To get the best possible performance for this loop, you will need to use at least part of L1D as SRAM and put all of table[], buffer[], and float_table[] in that L1D SRAM.
If this is an urgent project, you may find it profitable to contract with one of the TI Design House companies who have a great deal of experience with optimizing C6000 algorithms. Go to TI.com to start the search for an appropriate company, if that is a direction you want to go.
Regards,
RandyP
Hi RandyP
I have tried implementing the code without the if statements in the loop. I was able to go up to 100 summations in less than 3 us. However I also have to remove float multiplication in order to achieve this. With the float multiplication it will just go back to 20 counts even if there was no conditional statements in the loop.

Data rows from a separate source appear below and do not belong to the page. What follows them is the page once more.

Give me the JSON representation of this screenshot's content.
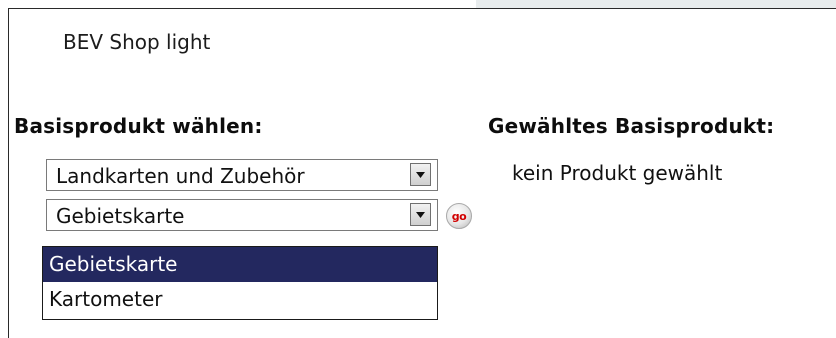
{
  "shop": {
    "title": "BEV Shop light"
  },
  "base_product": {
    "heading": "Basisprodukt wählen:",
    "category_select": {
      "value": "Landkarten und Zubehör"
    },
    "product_select": {
      "value": "Gebietskarte"
    },
    "go_button": {
      "label": "go"
    },
    "dropdown_options": [
      {
        "label": "Gebietskarte",
        "highlighted": true
      },
      {
        "label": "Kartometer",
        "highlighted": false
      }
    ]
  },
  "selected_product": {
    "heading": "Gewähltes Basisprodukt:",
    "value": "kein Produkt gewählt"
  },
  "colors": {
    "highlight": "#23285f",
    "go_text": "#d10000",
    "frame": "#2a2a2a"
  },
  "icons": {
    "select_arrow": "chevron-down-icon"
  }
}
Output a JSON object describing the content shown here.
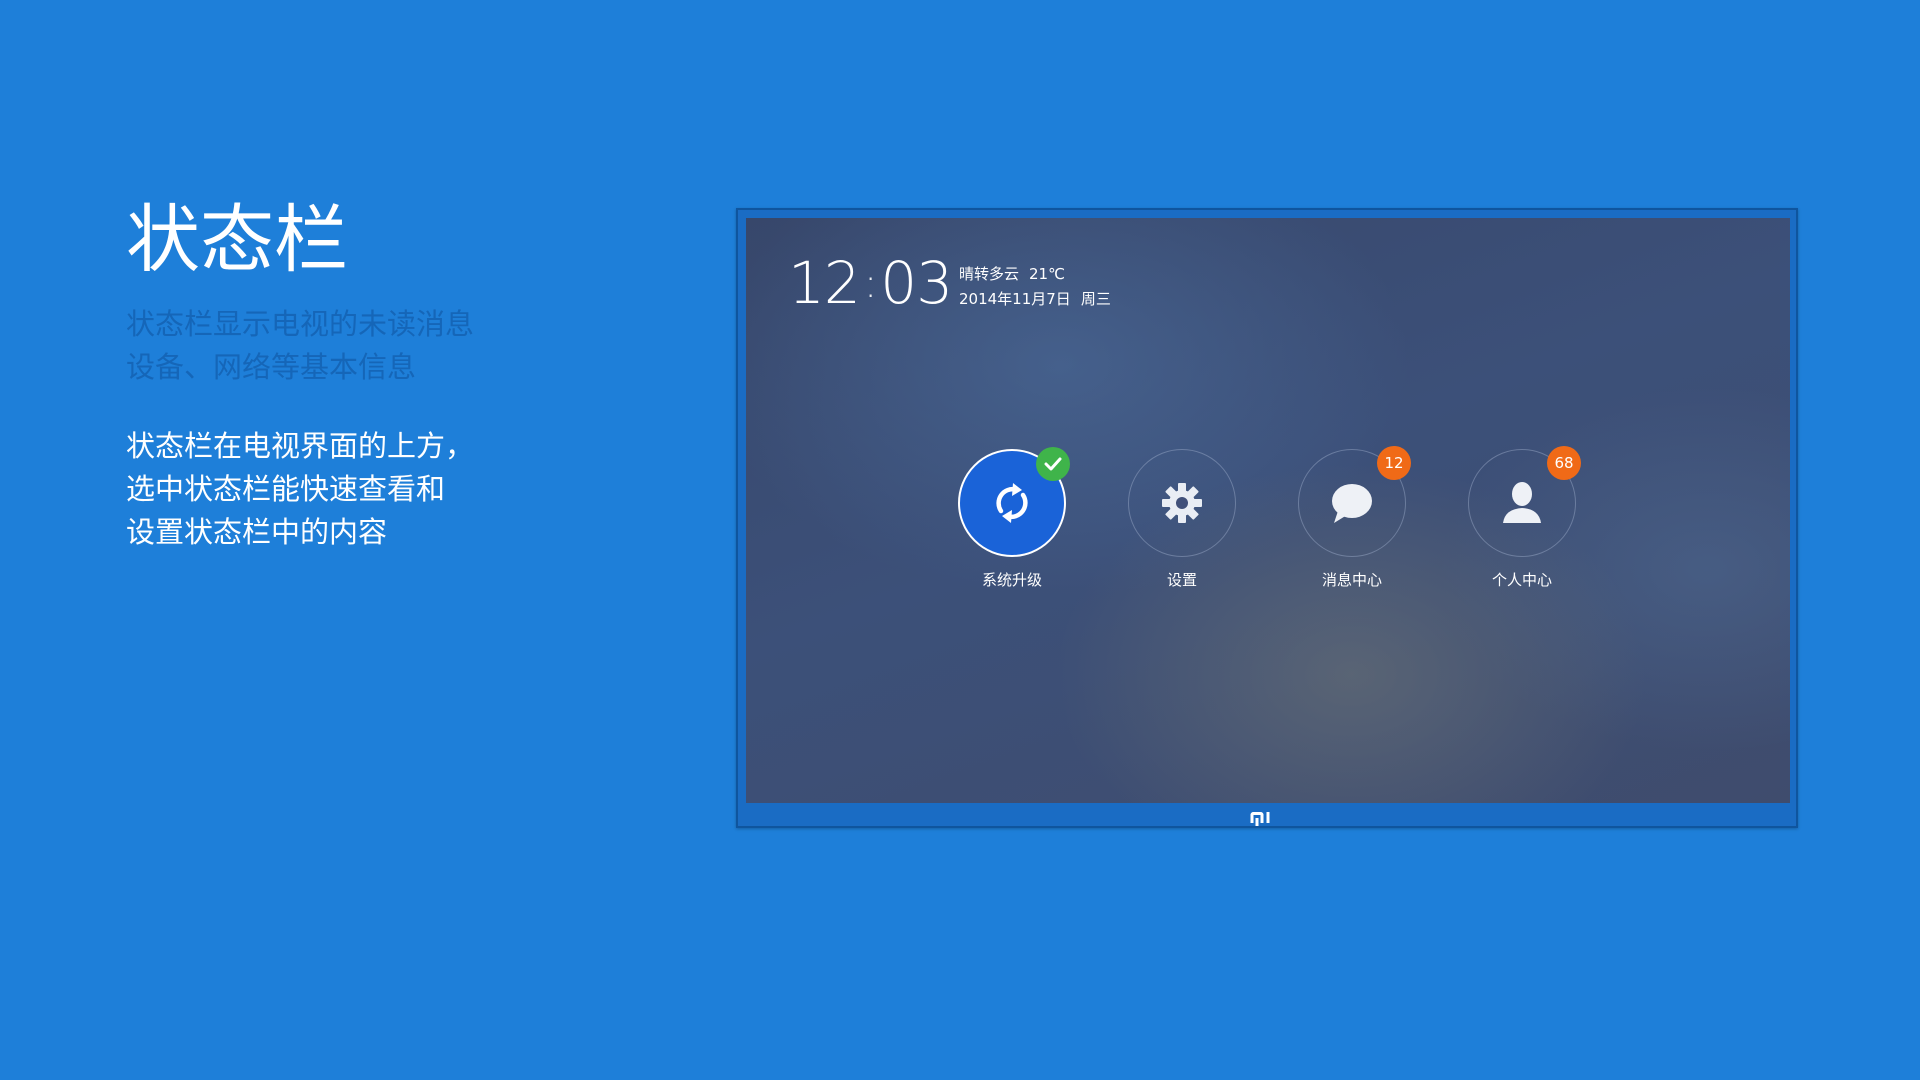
{
  "page": {
    "title": "状态栏",
    "subtitle_lines": [
      "状态栏显示电视的未读消息",
      "设备、网络等基本信息"
    ],
    "description_lines": [
      "状态栏在电视界面的上方，",
      "选中状态栏能快速查看和",
      "设置状态栏中的内容"
    ]
  },
  "tv": {
    "time_hour": "12",
    "time_minute": "03",
    "weather": "晴转多云",
    "temperature": "21℃",
    "date": "2014年11月7日",
    "weekday": "周三",
    "buttons": [
      {
        "label": "系统升级",
        "icon": "refresh-icon",
        "badge_icon": "check-icon",
        "active": true
      },
      {
        "label": "设置",
        "icon": "gear-icon"
      },
      {
        "label": "消息中心",
        "icon": "chat-bubble-icon",
        "badge": "12"
      },
      {
        "label": "个人中心",
        "icon": "user-icon",
        "badge": "68"
      }
    ],
    "brand": "mi-logo"
  },
  "colors": {
    "background": "#1e7fd9",
    "subtitle": "#1566b8",
    "active_button": "#1a63d8",
    "badge_orange": "#f06a17",
    "badge_green": "#3fb44a"
  }
}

sum_number and data_input are unsigned int. f_multiplier is a float array with 100 elements.
for(n = 0; n < 100; n++)
sum_number += (data_input - 0x2000) * f_multiplier[n];
Now this is how the code looks. Its would look like I am very close to achieving a solution, any advise on how I can improve/optimize the float multiplication?
Samuel
Samuel,
May I again point out that your code snippet has changed substantially? Since you do not show any use of the optimization techniques and pragmas, I can tell that you are still working through that information. You will have your best chance for success after you have 1) decided what your algorithm needs to be, and 2) learned the optimization material and applied it to your code.
Regards,
RandyP
Hi RandyP,
This will be finial code, also like to ask about
Samuel,
That is an excellent application note, so I could not explain any of it better than what you can read there. The text in that App Note explain what the lower bound and upper bound are, and an example how to use the factor. The same is true for the UNROLL pragma.
Have you tried these to see what they do? What have you tried?
Have you looked at the compiler's advice? Look at the compiler switches available for optimization and turn on the ones that help with advice or consultant, if they are available for your version of the compiler.
What compiler switches are you using?
The Compiler User Guide also has explanations for these, so the extra wording may help you. And the workshop material not only has the syntax and some descriptions, but the labs and solutions show you how to use it and show you exactly what they do.
Regards,
RandyP